Adam Strassberg, MD
Psychiatrist in private practice in Palo Alto, CA. Contributing writer to the Carlat newsletters.
Dr. Strassberg has disclosed that he has no relevant financial or other interests in any commercial companies pertaining to this educational activity.
You may have read about the meta-analysis published in Lancet earlier this year on the efficacy evidence for all antidepressants (Cipriani A et al, Lancet 2018;391(10128):1357–1366). It’s a complicated paper, and in this article, we’ll take a closer look at it and give you our take on the bottom line.
The authors did a systematic review and meta-analysis, searching published and unpublished, double-blind, randomized controlled trials up to January 2016, notably also including the largest amount of unpublished data to date. Both placebo-controlled and head-to-head trials were included across 21 antidepressants, and each evaluated monotherapy for the acute treatment of adults with unipolar major depression. In total, the authors analyzed 522 trials covering 116,477 participants.
The primary outcomes were “efficacy” and “acceptability.” Efficacy was defined as the response rate at 8 weeks as measured by a reduction of ≥ 50% of the total score on a standardized depression rating scale. Acceptability was defined as treatment discontinuation as measured by the proportion of patients who withdrew from a study for any reason by 8 weeks.
Here are some of the more interesting findings:
All antidepressants were more effective than placebo, with odds ratios (OR) ranging from 2.13 for amitriptyline to 1.37 for reboxetine (a norepinephrine reuptake inhibitor not approved in the US). For acceptability, only agomelatine (an atypical agent not approved in the US, OR 0.84) and fluoxetine (OR 0.88) were associated with fewer dropouts than placebo, while clomipramine was associated with more dropouts than placebo (OR 1.30).
In head-to-head trials, certain antidepressants were more efficacious than others, and several had more acceptability in terms of dropout rates due to side effects. Agomelatine, amitriptyline, escitalopram, mirtazapine, paroxetine, venlafaxine, and vortioxetine were more effective than other antidepressants (ORs 1.19–1.96), while fluoxetine, fluvoxamine, reboxetine, and trazodone were least efficacious (ORs 0.51–0.84). For tolerability, agomelatine, citalopram, escitalopram, fluoxetine, sertraline, and vortioxetine were more acceptable than other agents (ORs 0.43–0.77), while dropout rates were highest for amitriptyline, clomipramine, duloxetine, fluvoxamine, reboxetine, trazodone, and venlafaxine (ORs 1.30–2.32).
The authors don’t directly recommend any drugs over others—they mostly present significant amounts of data. However, in their discussion, they note “some antidepressants, such as escitalopram, mirtazapine, paroxetine, agomelatine, and sertraline had a relatively higher response and lower dropout rates than other antidepressants. By contrast, reboxetine, trazodone, and fluvoxamine were associated with generally inferior efficacy and acceptability profiles compared with other antidepressants.”
Industry funding was not associated with substantial differences in outcomes for either response or dropout rates.

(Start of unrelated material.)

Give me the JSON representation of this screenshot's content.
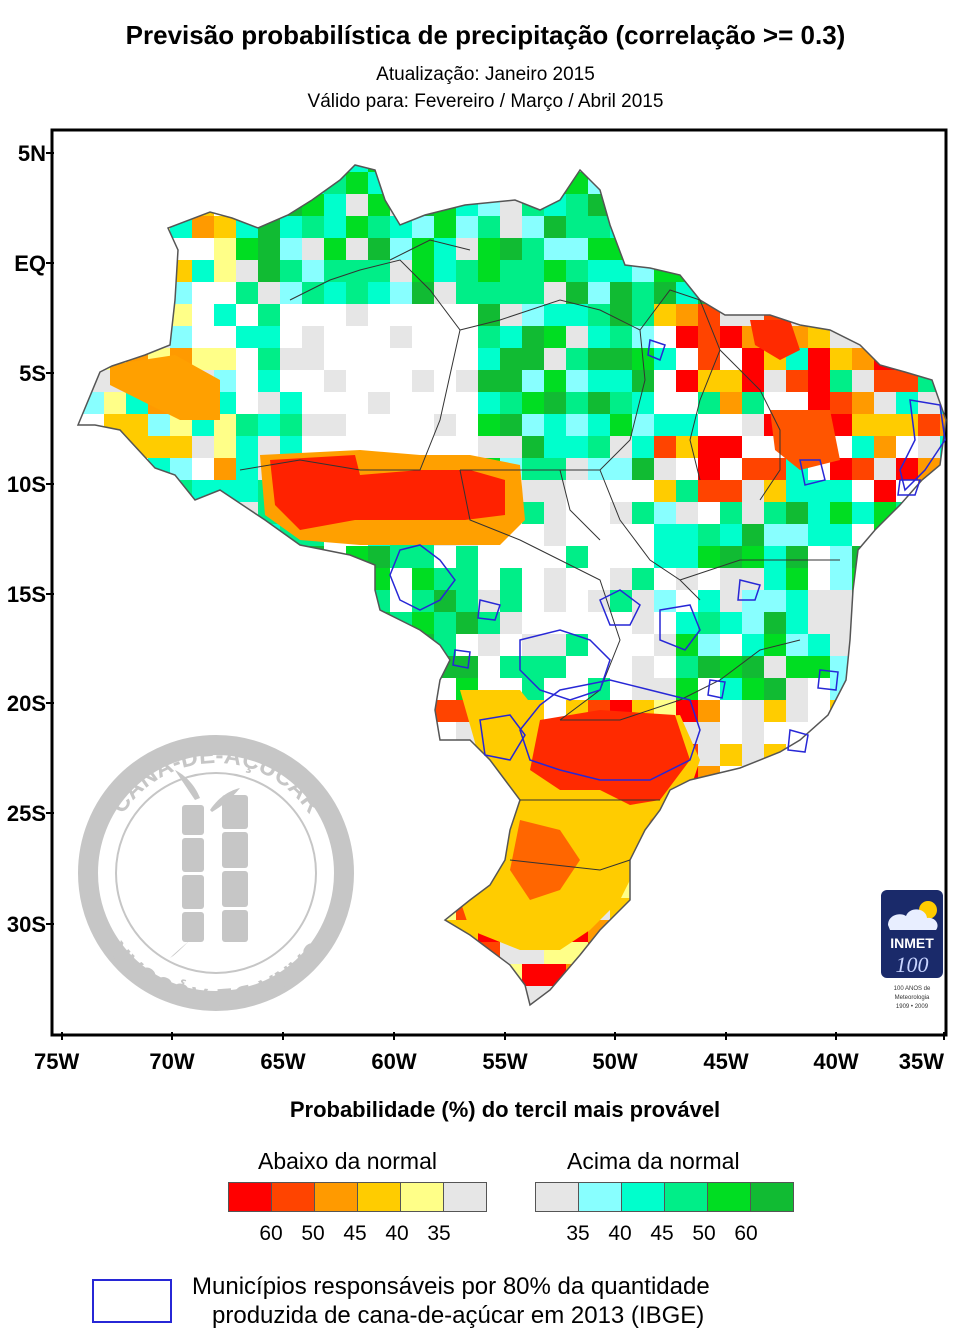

How might this study change the way you choose antidepressants? To better understand the analysis, TCPR interviewed John Ioannidis, MD, one of the study’s authors, and Professor of Medicine, Health Research and Policy, and Biomedical Data Science at the Stanford University School of Medicine. Dr. Ioannidis offered the following insight:
Table: Head-to-Head Antidepressants Analyzed in Antidepressant Study
The results overall suggest that antidepressants on average have modest/small efficacy.
Looking at individual antidepressants, mirtazapine ranks close to the top for efficacy and is about average for acceptability; amitriptyline ranks at the top in efficacy and is ranked a bit better than average for acceptability; venlafaxine ranks high on efficacy but low on acceptability; and paroxetine ranks modestly, roughly average in both. You can use these rankings to inform your decisions about which antidepressants to choose.
The differences between antidepressants were very modest, even smaller than the differences between antidepressants and placebo. These differences may represent chance or bias.
The meta-analysis does not support the idea that antidepressants are entirely useless. On average, they do have small/modest benefit. At the same time, the meta-analysis focused on short-term treatment of patients with well-documented major depression, typically moderate or severe major depression. Also, this meta-analysis provides no evidence—positive or negative—regarding the long-term use of antidepressants.
TCPR Verdict: No big surprises in this study, which shows that SSRIs have the best combination of efficacy and tolerability—though efficacy is modest.